Perdoar não apaga a dor

Não tem sido fácil. Existe o amor, mas existe a sombra do erro. Houve perdão, mas as feridas estão expostas, as vezes ainda sangram. Nós sabíamos que não seria flores, mas não estávamos equipados para encontrar a floresta de espinhos. Ninguém nos ensinou que o perdão não apaga o passado, ele só sinaliza a disposição de desenhar um novo futuro. O perdão pode ser remédio pra dor, mas ainda não é anestesia, e muito menos uma pistola de cola quente que vai remendar o que se quebrou.

Existem momentos que parecemos ter superado, de volta aos tempos do velho e inocente amor, que só queria o bem do outro e com isso alcançava o seu próprio bem. Quando estamos longe da rotina, em algum país que fala outro idioma, vendo lugares bonitos, exilados na companhia um do outro, parece que superamos. Como se a crise houvesse nos unido, tornado o nosso amor um exemplo inabalável, maduro e resistente.

Quando voltamos ao fuso horário padrão, a insegurança vem na mala. Então a gente começa a se sentir pequeno na presença um do outro, intimidado, julgado e condenado. Na atmosfera de trabalhos e compromissos, onde não é possível ficar na cama a tarde inteira, em segurança e longe dos ruídos, a gente cai, a gente lembra. Lembra das lágrimas e das distâncias e não consegue resistir a culpa.

Tem tanta culpa entre nós, ocupando cada espaço vazio da casa e da agenda. Tanto pensamento que machuca e assuntos que ainda não tivemos coragem de acessar. A gente segue se machucando pelo silêncio, em nome de não machucar o outro, tentando cumprir com as exigências sociais que o perdão nos obriga. Enquanto um chora de insegurança no banho, e o outro se afunda em estudos pra sobrar menos espaço pra lamentar. A gente tem andado no desajuste, no desconforto, pisando em ovos até pra dar bom dia. Na beira do abismo, onde nosso amor vai cair e quebrar de novo, mas dessa vez não vai ser surpresa, vai ser alívio.

Talvez nosso plano mirabolante no fim das contas seja ter um novo motivo para expor o que ainda ficou guardado. Um álibi para desistir de vez, com o discurso hipócrita de que “pelo menos tentamos”.

Não existe tentativa sem verdade, sem sinceridade, sem a capacidade de dizer o quanto ainda dói e que o amor não tem conseguido minimizar a angústia.

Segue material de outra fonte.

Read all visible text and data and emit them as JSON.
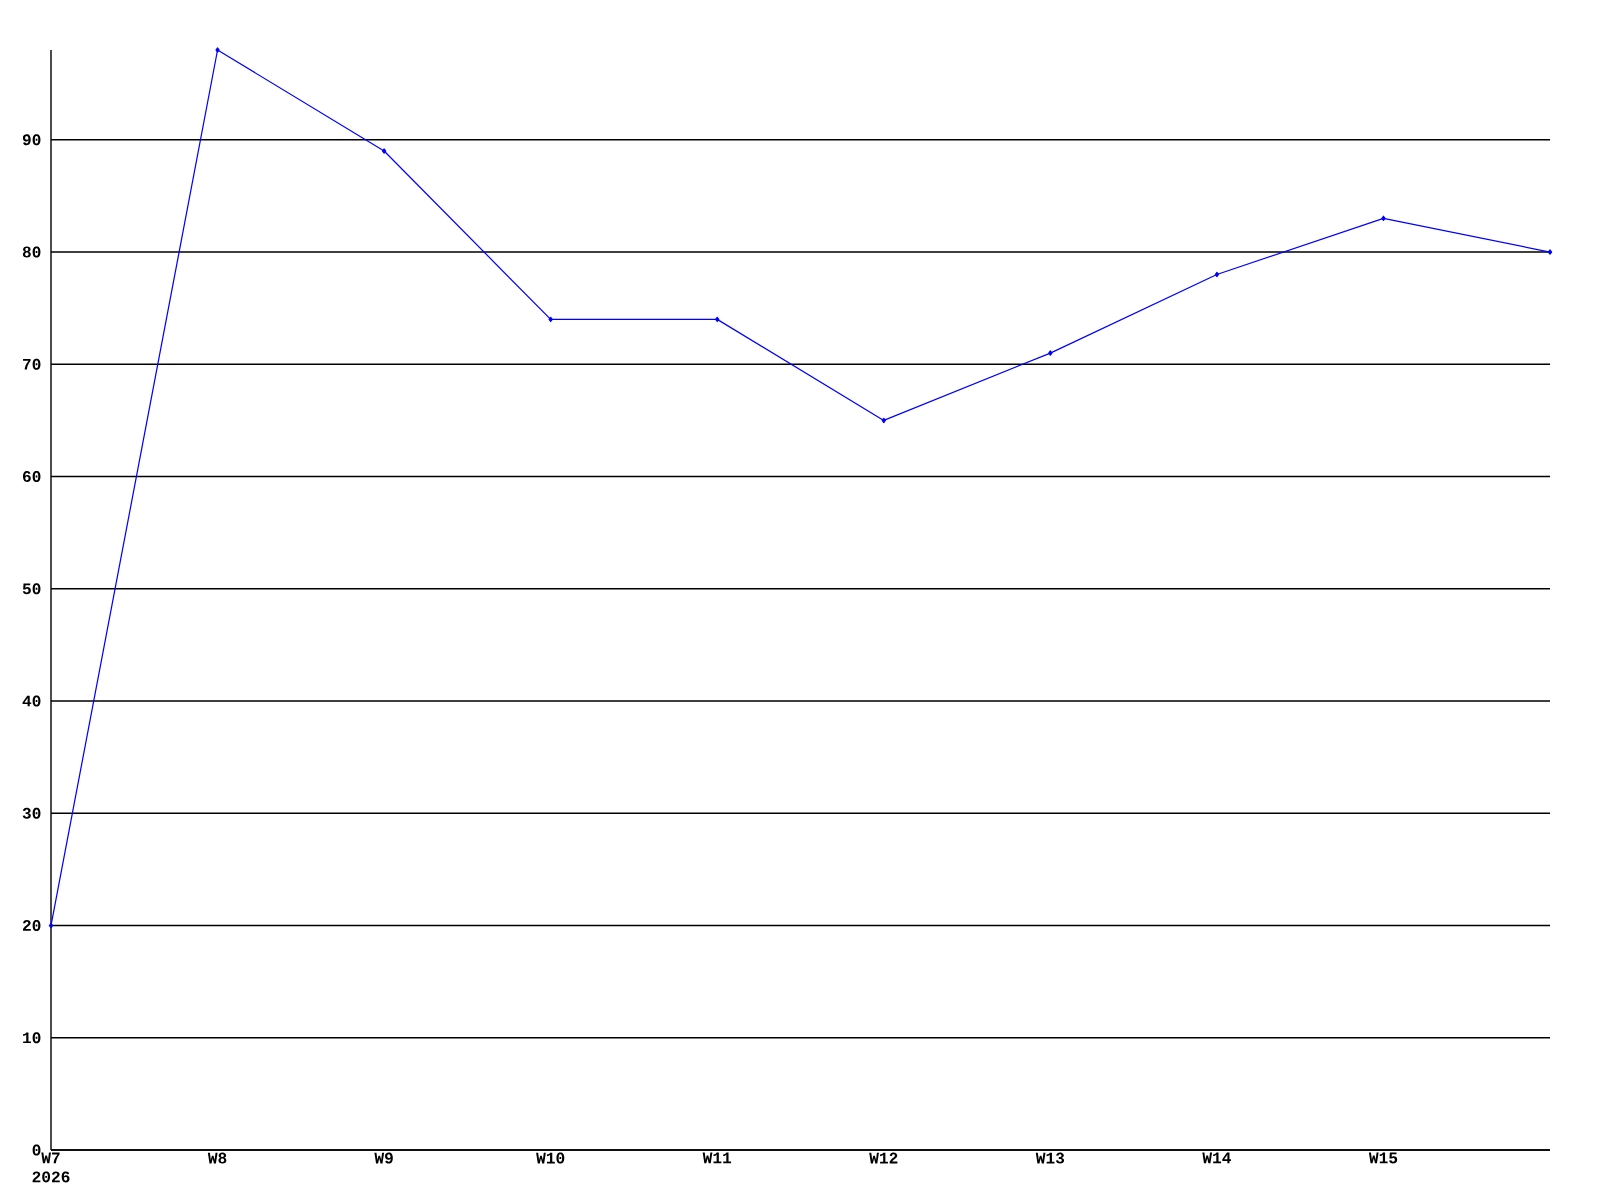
{
  "chart_data": {
    "type": "line",
    "categories": [
      "W7 2026",
      "W8",
      "W9",
      "W10",
      "W11",
      "W12",
      "W13",
      "W14",
      "W15",
      null
    ],
    "series": [
      {
        "color": "#0000ff",
        "values": [
          20,
          98,
          89,
          74,
          74,
          65,
          71,
          78,
          83,
          80
        ]
      }
    ],
    "ylim": [
      0,
      98
    ],
    "yticks": [
      0,
      10,
      20,
      30,
      40,
      50,
      60,
      70,
      80,
      90
    ],
    "grid": "y",
    "marker": "diamond",
    "line_style": "solid"
  }
}
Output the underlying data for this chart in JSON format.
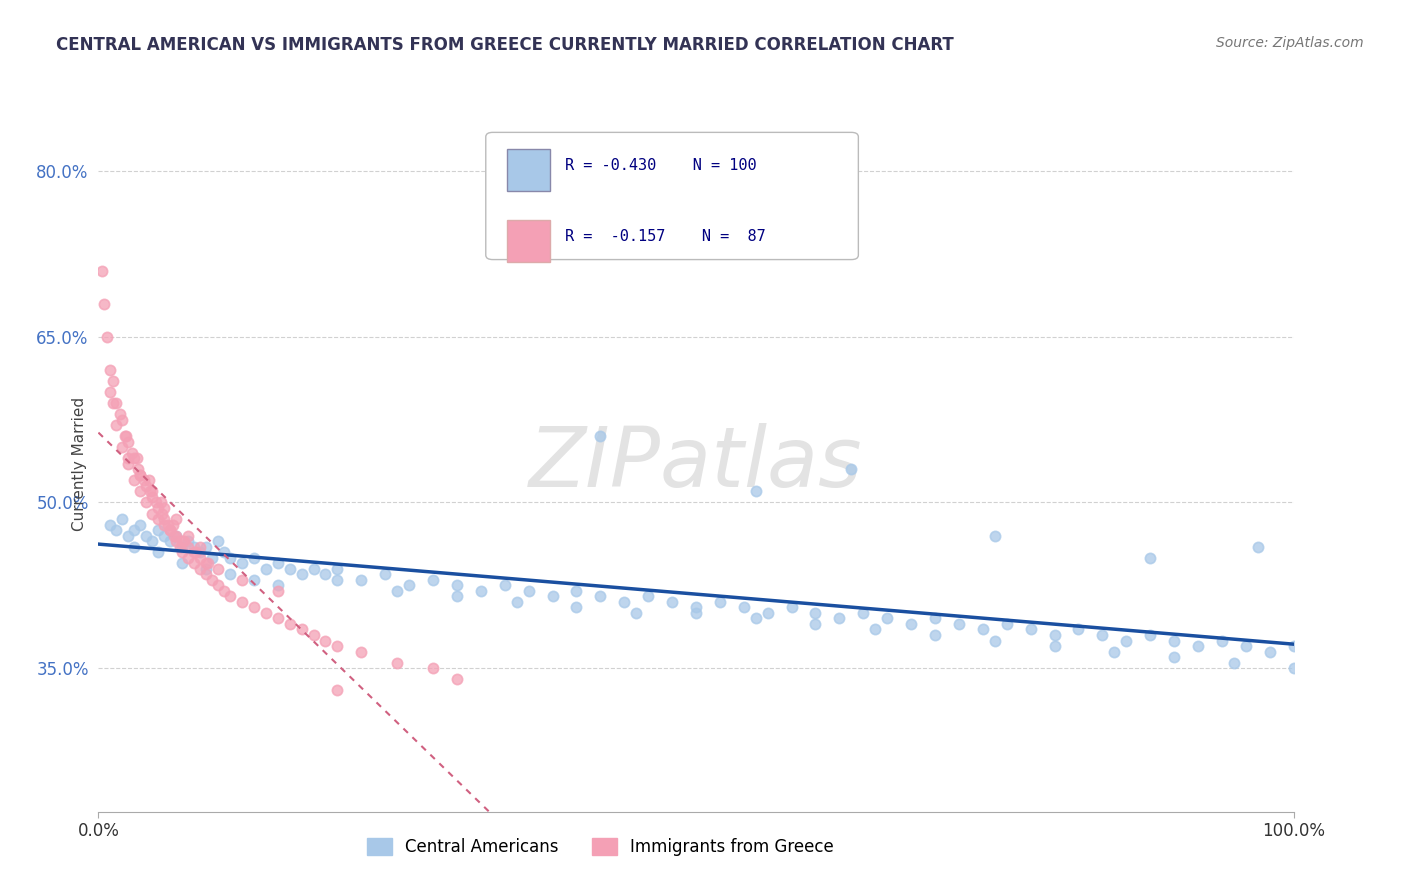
{
  "title": "CENTRAL AMERICAN VS IMMIGRANTS FROM GREECE CURRENTLY MARRIED CORRELATION CHART",
  "source_text": "Source: ZipAtlas.com",
  "ylabel": "Currently Married",
  "xlim": [
    0.0,
    100.0
  ],
  "ylim": [
    22.0,
    85.0
  ],
  "yticks": [
    35.0,
    50.0,
    65.0,
    80.0
  ],
  "xticks": [
    0.0,
    100.0
  ],
  "xtick_labels": [
    "0.0%",
    "100.0%"
  ],
  "ytick_labels": [
    "35.0%",
    "50.0%",
    "65.0%",
    "80.0%"
  ],
  "color_blue": "#a8c8e8",
  "color_pink": "#f4a0b5",
  "line_blue": "#1a4fa0",
  "line_pink": "#d06080",
  "watermark": "ZIPatlas",
  "background_color": "#ffffff",
  "grid_color": "#cccccc",
  "ca_x": [
    1.0,
    1.5,
    2.0,
    2.5,
    3.0,
    3.5,
    4.0,
    4.5,
    5.0,
    5.5,
    6.0,
    6.5,
    7.0,
    7.5,
    8.0,
    8.5,
    9.0,
    9.5,
    10.0,
    10.5,
    11.0,
    12.0,
    13.0,
    14.0,
    15.0,
    16.0,
    17.0,
    18.0,
    19.0,
    20.0,
    22.0,
    24.0,
    26.0,
    28.0,
    30.0,
    32.0,
    34.0,
    36.0,
    38.0,
    40.0,
    42.0,
    44.0,
    46.0,
    48.0,
    50.0,
    52.0,
    54.0,
    56.0,
    58.0,
    60.0,
    62.0,
    64.0,
    66.0,
    68.0,
    70.0,
    72.0,
    74.0,
    76.0,
    78.0,
    80.0,
    82.0,
    84.0,
    86.0,
    88.0,
    90.0,
    92.0,
    94.0,
    96.0,
    98.0,
    100.0,
    3.0,
    5.0,
    7.0,
    9.0,
    11.0,
    13.0,
    15.0,
    20.0,
    25.0,
    30.0,
    35.0,
    40.0,
    45.0,
    50.0,
    55.0,
    60.0,
    65.0,
    70.0,
    75.0,
    80.0,
    85.0,
    90.0,
    95.0,
    100.0,
    42.0,
    55.0,
    63.0,
    75.0,
    88.0,
    97.0
  ],
  "ca_y": [
    48.0,
    47.5,
    48.5,
    47.0,
    47.5,
    48.0,
    47.0,
    46.5,
    47.5,
    47.0,
    46.5,
    47.0,
    46.0,
    46.5,
    46.0,
    45.5,
    46.0,
    45.0,
    46.5,
    45.5,
    45.0,
    44.5,
    45.0,
    44.0,
    44.5,
    44.0,
    43.5,
    44.0,
    43.5,
    44.0,
    43.0,
    43.5,
    42.5,
    43.0,
    42.5,
    42.0,
    42.5,
    42.0,
    41.5,
    42.0,
    41.5,
    41.0,
    41.5,
    41.0,
    40.5,
    41.0,
    40.5,
    40.0,
    40.5,
    40.0,
    39.5,
    40.0,
    39.5,
    39.0,
    39.5,
    39.0,
    38.5,
    39.0,
    38.5,
    38.0,
    38.5,
    38.0,
    37.5,
    38.0,
    37.5,
    37.0,
    37.5,
    37.0,
    36.5,
    37.0,
    46.0,
    45.5,
    44.5,
    44.0,
    43.5,
    43.0,
    42.5,
    43.0,
    42.0,
    41.5,
    41.0,
    40.5,
    40.0,
    40.0,
    39.5,
    39.0,
    38.5,
    38.0,
    37.5,
    37.0,
    36.5,
    36.0,
    35.5,
    35.0,
    56.0,
    51.0,
    53.0,
    47.0,
    45.0,
    46.0
  ],
  "gr_x": [
    0.3,
    0.5,
    0.7,
    1.0,
    1.2,
    1.5,
    1.8,
    2.0,
    2.3,
    2.5,
    2.8,
    3.0,
    3.3,
    3.5,
    3.8,
    4.0,
    4.3,
    4.5,
    4.8,
    5.0,
    5.3,
    5.5,
    5.8,
    6.0,
    6.3,
    6.5,
    6.8,
    7.0,
    7.5,
    8.0,
    8.5,
    9.0,
    9.5,
    10.0,
    10.5,
    11.0,
    12.0,
    13.0,
    14.0,
    15.0,
    16.0,
    17.0,
    18.0,
    19.0,
    20.0,
    22.0,
    25.0,
    28.0,
    30.0,
    1.0,
    1.5,
    2.0,
    2.5,
    3.0,
    3.5,
    4.0,
    4.5,
    5.0,
    5.5,
    6.0,
    6.5,
    7.0,
    7.5,
    8.0,
    8.5,
    9.0,
    10.0,
    12.0,
    15.0,
    1.2,
    2.2,
    3.2,
    4.2,
    5.2,
    6.2,
    7.2,
    8.2,
    9.2,
    2.5,
    3.5,
    4.5,
    5.5,
    6.5,
    7.5,
    8.5,
    20.0
  ],
  "gr_y": [
    71.0,
    68.0,
    65.0,
    62.0,
    61.0,
    59.0,
    58.0,
    57.5,
    56.0,
    55.5,
    54.5,
    54.0,
    53.0,
    52.5,
    52.0,
    51.5,
    51.0,
    50.5,
    50.0,
    49.5,
    49.0,
    48.5,
    48.0,
    47.5,
    47.0,
    46.5,
    46.0,
    45.5,
    45.0,
    44.5,
    44.0,
    43.5,
    43.0,
    42.5,
    42.0,
    41.5,
    41.0,
    40.5,
    40.0,
    39.5,
    39.0,
    38.5,
    38.0,
    37.5,
    37.0,
    36.5,
    35.5,
    35.0,
    34.0,
    60.0,
    57.0,
    55.0,
    53.5,
    52.0,
    51.0,
    50.0,
    49.0,
    48.5,
    48.0,
    47.5,
    47.0,
    46.5,
    46.0,
    45.5,
    45.0,
    44.5,
    44.0,
    43.0,
    42.0,
    59.0,
    56.0,
    54.0,
    52.0,
    50.0,
    48.0,
    46.5,
    45.5,
    44.5,
    54.0,
    52.5,
    51.0,
    49.5,
    48.5,
    47.0,
    46.0,
    33.0
  ]
}
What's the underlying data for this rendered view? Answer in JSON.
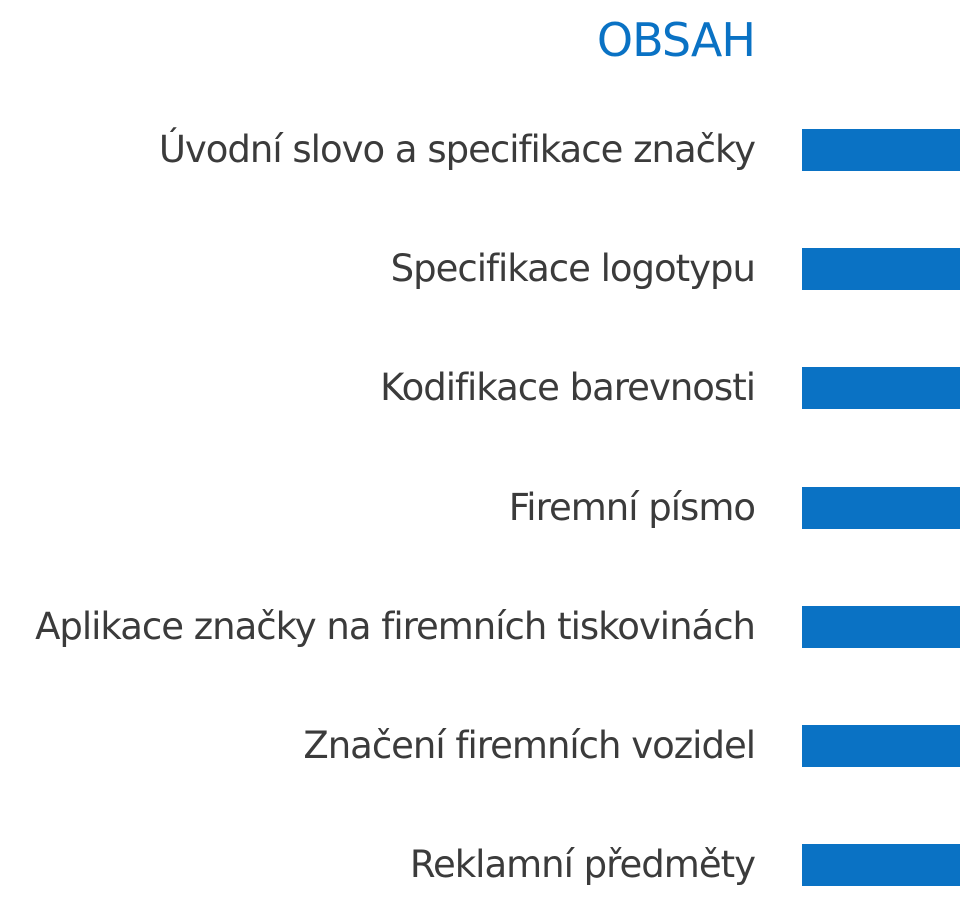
{
  "page": {
    "title": "OBSAH"
  },
  "colors": {
    "accent": "#0a72c4",
    "text": "#3b3b3b",
    "background": "#ffffff"
  },
  "toc": {
    "items": [
      {
        "label": "Úvodní slovo a specifikace značky"
      },
      {
        "label": "Specifikace logotypu"
      },
      {
        "label": "Kodifikace barevnosti"
      },
      {
        "label": "Firemní písmo"
      },
      {
        "label": "Aplikace značky na firemních tiskovinách"
      },
      {
        "label": "Značení firemních vozidel"
      },
      {
        "label": "Reklamní předměty"
      }
    ]
  }
}
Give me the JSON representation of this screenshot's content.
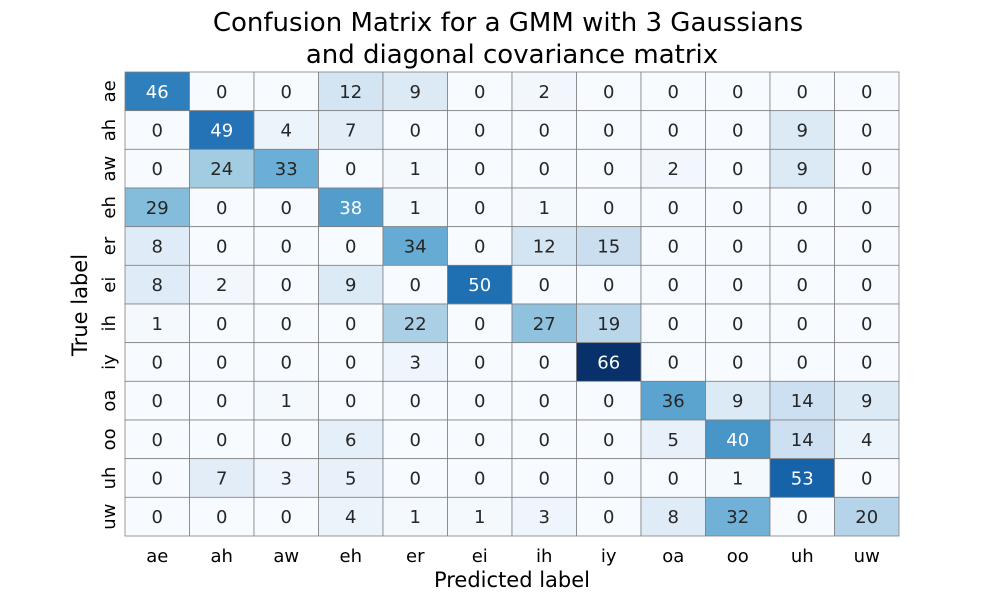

A gente apostou tão alto nesse amor que não temos coragem de declarar o fracasso. É amor e orgulho, amor e teimosia, amor e a ausência de um plano b, uma saída de emergência.

Seguimos na utópica teoria que vamos encontrar a salvação, juntos, talvez em uma mensagem de horóscopo no Diário Popular de um domingo, que vai parecer um sinal do céu. Uma receita mágica, como um bolinho de micro-ondas, e em 40 segundos vamos ter superado e recomeçando. Vamos ter o amor de novo, sem veneno, sem adulteração, manipulação, bagagem negativa. Só o amor puro que um dia existiu, cujo a lembrança nos mantém de mãos dadas, na expectativa de reviver esse amor.